I noticed how small and pretty the yard was, with lush grass and lovingly tended trees, flowers and tomatoes. I didn’t see any people at home. The house and yard were in the no-man’s land between Linden Street and Branciforte Avenue, and I had no idea how to possibly access them. At this point I was worried that Ratty didn’t even care to come home and would stray off and out into the street and get hurt or worse. I thought I’d better try getting at him from the other side of this yard.
I dashed back into the garage and bungied the cat carrier to my bike rack, then wheeled around the block to Branciforte. Lots of people were strolling around, engaged in our popular form of local commerce, the yard sale. There were about four or so sales in a row.
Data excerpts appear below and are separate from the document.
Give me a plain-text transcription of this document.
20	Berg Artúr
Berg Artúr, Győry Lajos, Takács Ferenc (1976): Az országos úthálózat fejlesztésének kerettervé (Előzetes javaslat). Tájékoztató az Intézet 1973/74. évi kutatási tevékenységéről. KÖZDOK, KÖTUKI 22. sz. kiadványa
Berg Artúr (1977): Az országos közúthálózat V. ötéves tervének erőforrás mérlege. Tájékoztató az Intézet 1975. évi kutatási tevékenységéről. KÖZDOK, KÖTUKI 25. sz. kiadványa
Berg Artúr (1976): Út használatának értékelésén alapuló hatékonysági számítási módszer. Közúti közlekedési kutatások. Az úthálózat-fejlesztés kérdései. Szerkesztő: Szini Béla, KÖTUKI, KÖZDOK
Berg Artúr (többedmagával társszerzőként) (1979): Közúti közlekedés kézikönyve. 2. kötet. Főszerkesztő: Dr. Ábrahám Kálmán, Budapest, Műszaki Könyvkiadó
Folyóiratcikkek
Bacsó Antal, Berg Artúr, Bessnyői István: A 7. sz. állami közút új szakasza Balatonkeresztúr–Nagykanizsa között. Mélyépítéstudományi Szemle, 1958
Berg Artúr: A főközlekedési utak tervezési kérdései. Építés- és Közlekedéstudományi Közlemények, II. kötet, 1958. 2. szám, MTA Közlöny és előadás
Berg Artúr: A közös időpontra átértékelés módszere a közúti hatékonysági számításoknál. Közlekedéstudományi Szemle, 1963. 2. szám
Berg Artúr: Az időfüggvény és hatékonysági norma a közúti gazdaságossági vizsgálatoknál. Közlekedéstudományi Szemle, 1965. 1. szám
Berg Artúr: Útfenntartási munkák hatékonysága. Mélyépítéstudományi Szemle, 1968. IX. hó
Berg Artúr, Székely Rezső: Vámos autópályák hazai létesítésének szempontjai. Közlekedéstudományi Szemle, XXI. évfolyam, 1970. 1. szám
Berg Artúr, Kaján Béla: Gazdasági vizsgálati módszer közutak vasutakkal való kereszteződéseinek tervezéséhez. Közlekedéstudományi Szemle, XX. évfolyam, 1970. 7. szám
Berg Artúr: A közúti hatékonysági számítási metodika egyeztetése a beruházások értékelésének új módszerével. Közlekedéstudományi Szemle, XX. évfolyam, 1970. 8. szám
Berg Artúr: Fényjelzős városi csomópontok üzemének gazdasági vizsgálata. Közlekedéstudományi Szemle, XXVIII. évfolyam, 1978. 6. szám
I couldn’t figure out which house was in a direct line from mine, so that I could ask the owner if I could access the no-man’s land. So I just kept asking everyone if they knew who had triangular tomato planters in their back yard. No one knew. I told them to keep an eye out for a three-legged black cat with no collar.
I pedaled back to Linden, counted houses, went to Branciforte, counted houses again. Not a one-to-one correspondence, but I figured it might help. But no. I pedaled back home again, looked over and under my back fence again. I couldn’t see Ratty at all! I called and called. The tears were starting.
I ran inside and consulted Google Maps which guessed the house on Branciforte that corresponded to mine was number 1126.
Back to Branciforte again. No 1126, but there was an 1127. No one was home. I sneaked around the back, opened a gate, and could get to the back of 1127’s yard, but there was still no way I could see to get to that house and yard in the middle of no-man’s land. Too many fences!
In the picture below, the little yellow house marks the yard for my studio. The blue pointer is approximately where Ratty was.
Rushing back home with tears dripping by now, I went and climbed the ladder by the back fence, thinking I needed to climb over the fence and do the best search I could. I couldn’t see him. Just when I’d given up calling and got down the ladder, guess whose tail I saw poking under the fence! Oh Ratty! You have put your mama through some trauma!
I gave him all the treats I had, then reached through, grabbed his one rear leg, and unceremoniously dragged him back under the fence.
He is back in the studio now and probably wishes he were still exploring. I don’t think he ever got worried or felt lost for a second. I am still coming down off the adrenaline, though! I wanted to scold him, then I wanted to hold him. He just says calm down and leave me alone, Mom!
I promise to post a nice photo of the troublemaker shortly.